In Belfast, there was great excitement because the Ulster Volunteers had successfully landed a cargo of guns that were purchased in Germany. The Volunteers had seized the coastguard stations at Larne and at Donaghadee and Bangor, overawing the police, and there had been much jocularity. It was all done in excellent taste. Had it not been for the death of a coastguard through heart failure, there would have been nothing to mar the jolly entertainment....

11

"I suppose John Marsh was sick about the gun-running in Ulster?" said Gilbert to Henry, as they approached the hotel at Tre'Arrdur Bay at which they were to stay.

"No, I don't think so. He seemed to think it was rather fine of the Ulstermen to do it. You see, it's put the Government in a hole, and that pleases him.

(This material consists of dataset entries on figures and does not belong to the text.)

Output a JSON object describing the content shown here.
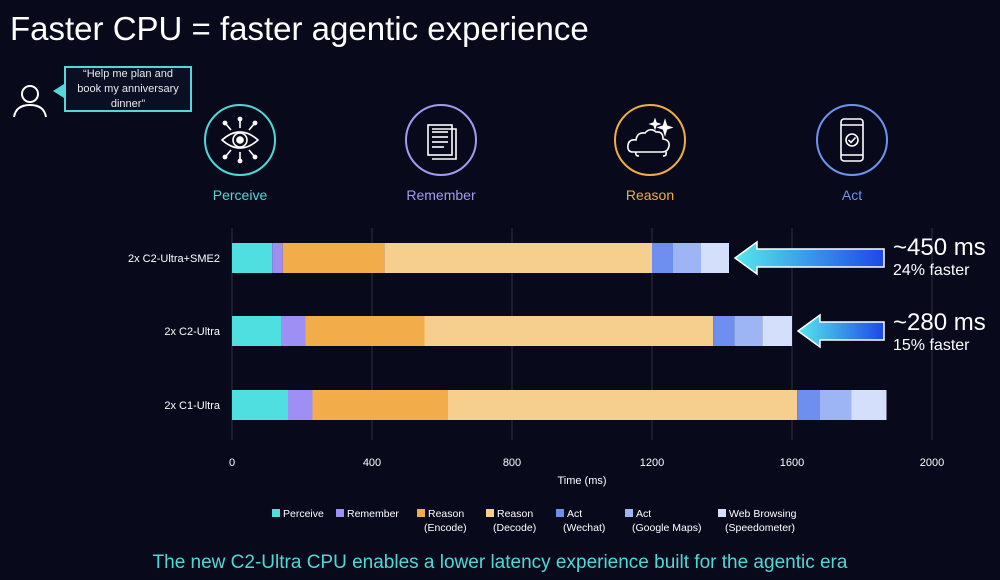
{
  "title": "Faster CPU = faster agentic experience",
  "speech_bubble": "“Help me plan and book my anniversary dinner”",
  "stages": [
    {
      "label": "Perceive",
      "icon": "eye-network-icon",
      "color": "#4fd9d6"
    },
    {
      "label": "Remember",
      "icon": "document-stack-icon",
      "color": "#a39bf2"
    },
    {
      "label": "Reason",
      "icon": "cloud-sparkle-icon",
      "color": "#f2ad40"
    },
    {
      "label": "Act",
      "icon": "phone-check-icon",
      "color": "#6f93f2"
    }
  ],
  "callouts": [
    {
      "main": "~450 ms",
      "sub": "24% faster"
    },
    {
      "main": "~280 ms",
      "sub": "15% faster"
    }
  ],
  "footer": "The new C2-Ultra CPU enables a lower latency experience built for the agentic era",
  "chart_data": {
    "type": "bar",
    "orientation": "horizontal",
    "stacked": true,
    "categories": [
      "2x C2-Ultra+SME2",
      "2x C2-Ultra",
      "2x C1-Ultra"
    ],
    "xlabel": "Time (ms)",
    "ylabel": "",
    "xlim": [
      0,
      2000
    ],
    "xticks": [
      0,
      400,
      800,
      1200,
      1600,
      2000
    ],
    "grid": "vertical",
    "legend_position": "bottom",
    "series": [
      {
        "name": [
          "Perceive"
        ],
        "color": "#4fdfe0",
        "values": [
          115,
          140,
          160
        ]
      },
      {
        "name": [
          "Remember"
        ],
        "color": "#9d8ff4",
        "values": [
          30,
          70,
          70
        ]
      },
      {
        "name": [
          "Reason",
          "(Encode)"
        ],
        "color": "#f2ad4a",
        "values": [
          290,
          340,
          385
        ]
      },
      {
        "name": [
          "Reason",
          "(Decode)"
        ],
        "color": "#f6cf8e",
        "values": [
          765,
          825,
          1000
        ]
      },
      {
        "name": [
          "Act",
          "(Wechat)"
        ],
        "color": "#6f8ff0",
        "values": [
          60,
          60,
          65
        ]
      },
      {
        "name": [
          "Act",
          "(Google Maps)"
        ],
        "color": "#9db4f5",
        "values": [
          80,
          80,
          90
        ]
      },
      {
        "name": [
          "Web Browsing",
          "(Speedometer)"
        ],
        "color": "#d4dffb",
        "values": [
          80,
          85,
          100
        ]
      }
    ]
  }
}
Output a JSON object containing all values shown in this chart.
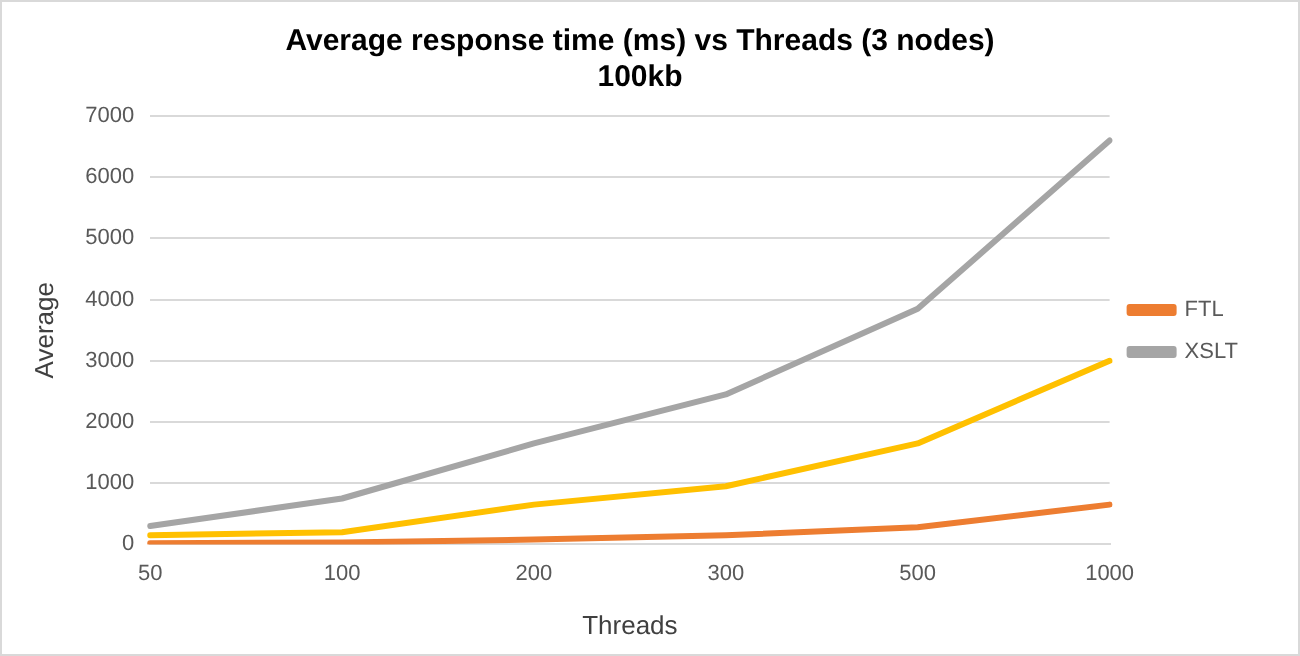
{
  "chart_data": {
    "type": "line",
    "title": "Average response time (ms) vs Threads (3 nodes)",
    "subtitle": "100kb",
    "xlabel": "Threads",
    "ylabel": "Average",
    "categories": [
      "50",
      "100",
      "200",
      "300",
      "500",
      "1000"
    ],
    "series": [
      {
        "name": "FTL",
        "color": "#ed7d31",
        "values": [
          20,
          30,
          80,
          150,
          280,
          650
        ]
      },
      {
        "name": "XSLT",
        "color": "#a5a5a5",
        "values": [
          300,
          750,
          1650,
          2450,
          3850,
          6600
        ]
      },
      {
        "color": "#ffc000",
        "values": [
          150,
          200,
          650,
          950,
          1650,
          3000
        ]
      }
    ],
    "ylim": [
      0,
      7000
    ],
    "yticks": [
      0,
      1000,
      2000,
      3000,
      4000,
      5000,
      6000,
      7000
    ],
    "grid": "y",
    "legend": "right",
    "marker": "none",
    "line_style": "solid"
  }
}
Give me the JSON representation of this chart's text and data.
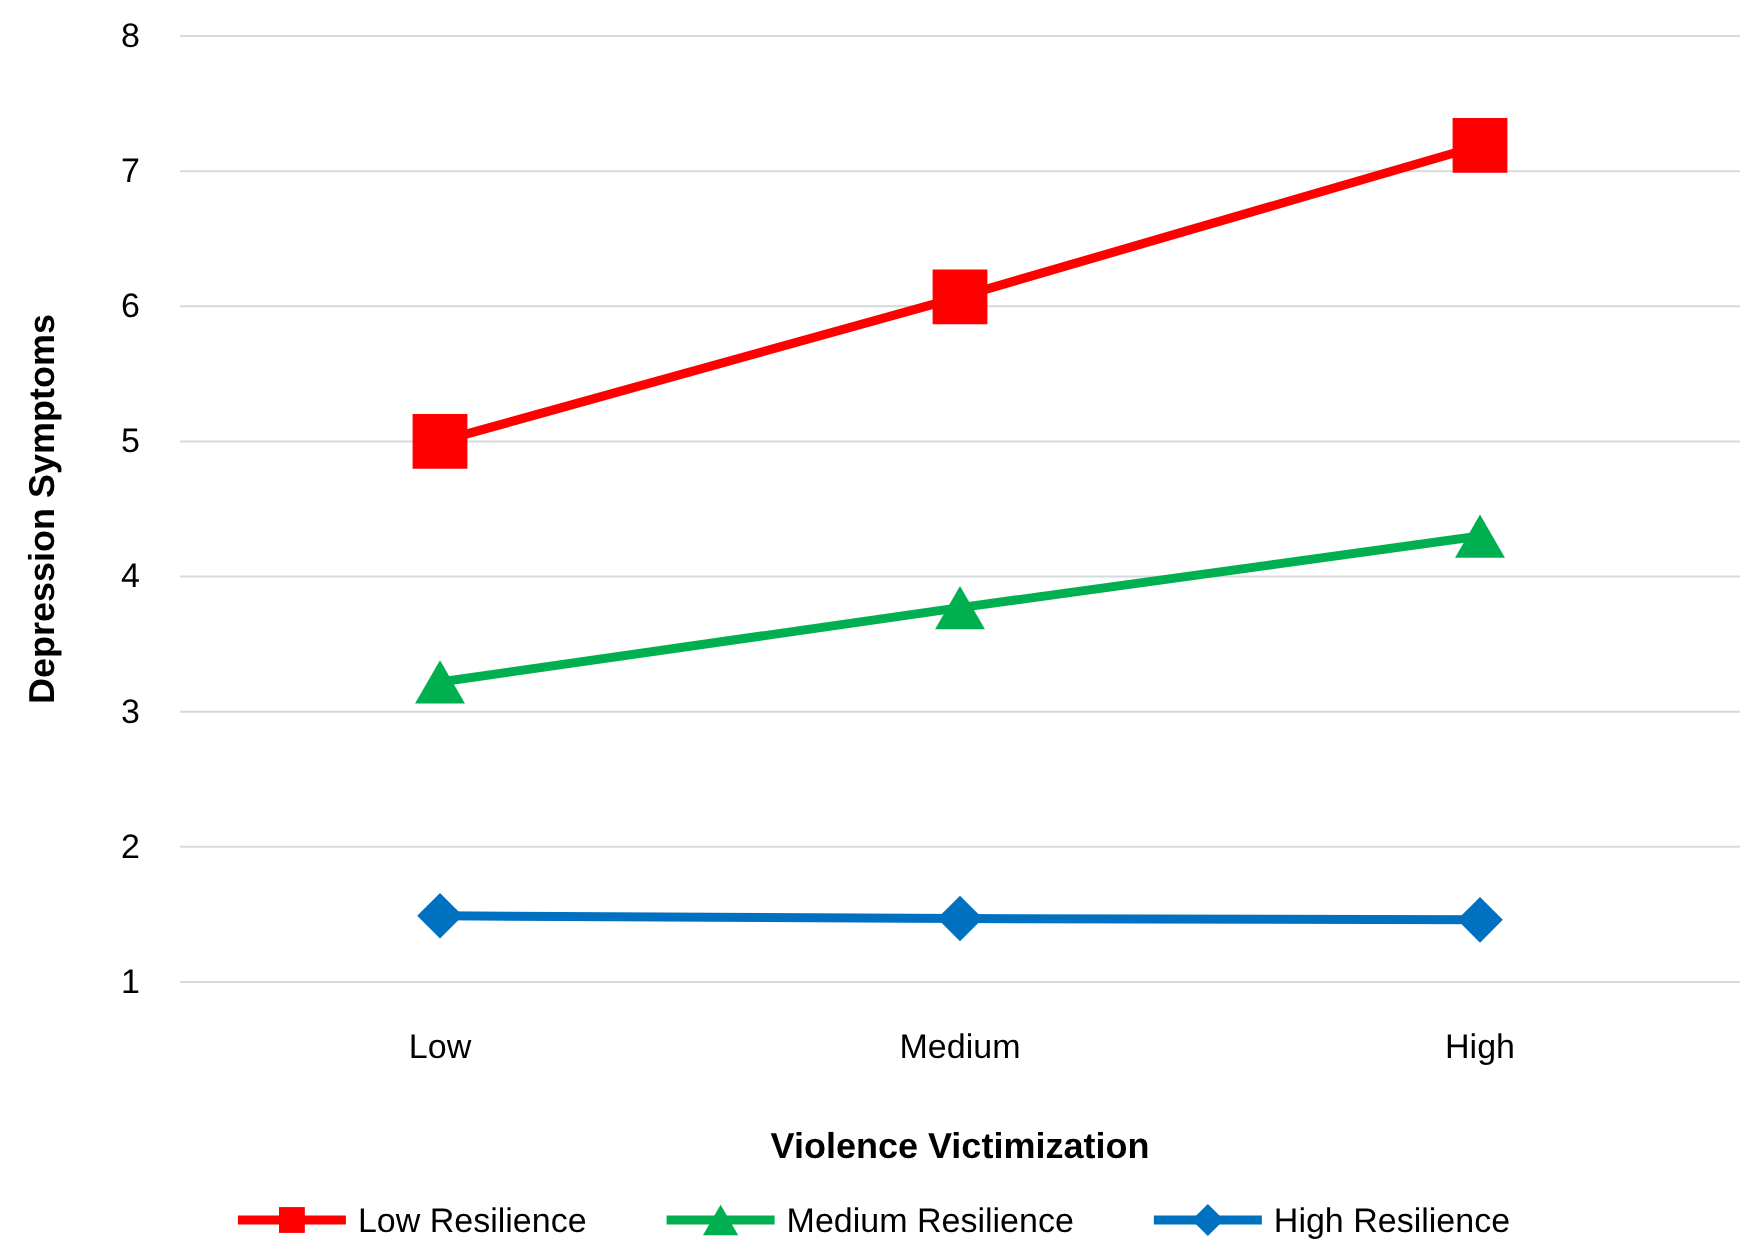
{
  "chart_data": {
    "type": "line",
    "xlabel": "Violence Victimization",
    "ylabel": "Depression Symptoms",
    "categories": [
      "Low",
      "Medium",
      "High"
    ],
    "series": [
      {
        "name": "Low Resilience",
        "color": "#ff0000",
        "marker": "square",
        "values": [
          5.0,
          6.07,
          7.19
        ]
      },
      {
        "name": "Medium Resilience",
        "color": "#00b050",
        "marker": "triangle",
        "values": [
          3.22,
          3.77,
          4.3
        ]
      },
      {
        "name": "High Resilience",
        "color": "#0070c0",
        "marker": "diamond",
        "values": [
          1.49,
          1.47,
          1.46
        ]
      }
    ],
    "ylim": [
      1,
      8
    ],
    "yticks": [
      1,
      2,
      3,
      4,
      5,
      6,
      7,
      8
    ],
    "grid": "y",
    "legend": "bottom"
  }
}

He was very mysterious in his talk, and full of hints!..."

"Are they going to run guns, too?" Gilbert asked.

"I shouldn't be surprised," said Henry. "One of these days a gun'll go off, and then they'll stop playing the fool, I suppose!"

FOOTNOTES:

[Footnote 3: Transcriber's note: No footnote text was found for this footnote marker.]

THE THIRD CHAPTER

1

"Roger's getting all his facts in fine trim for the book on a National Army," Gilbert said after lunch. "The thing's been much bigger than any of us imagined, but Roger's a sticker, and he's got a lot done!"

"I'd nearly forgotten about that business," Henry replied.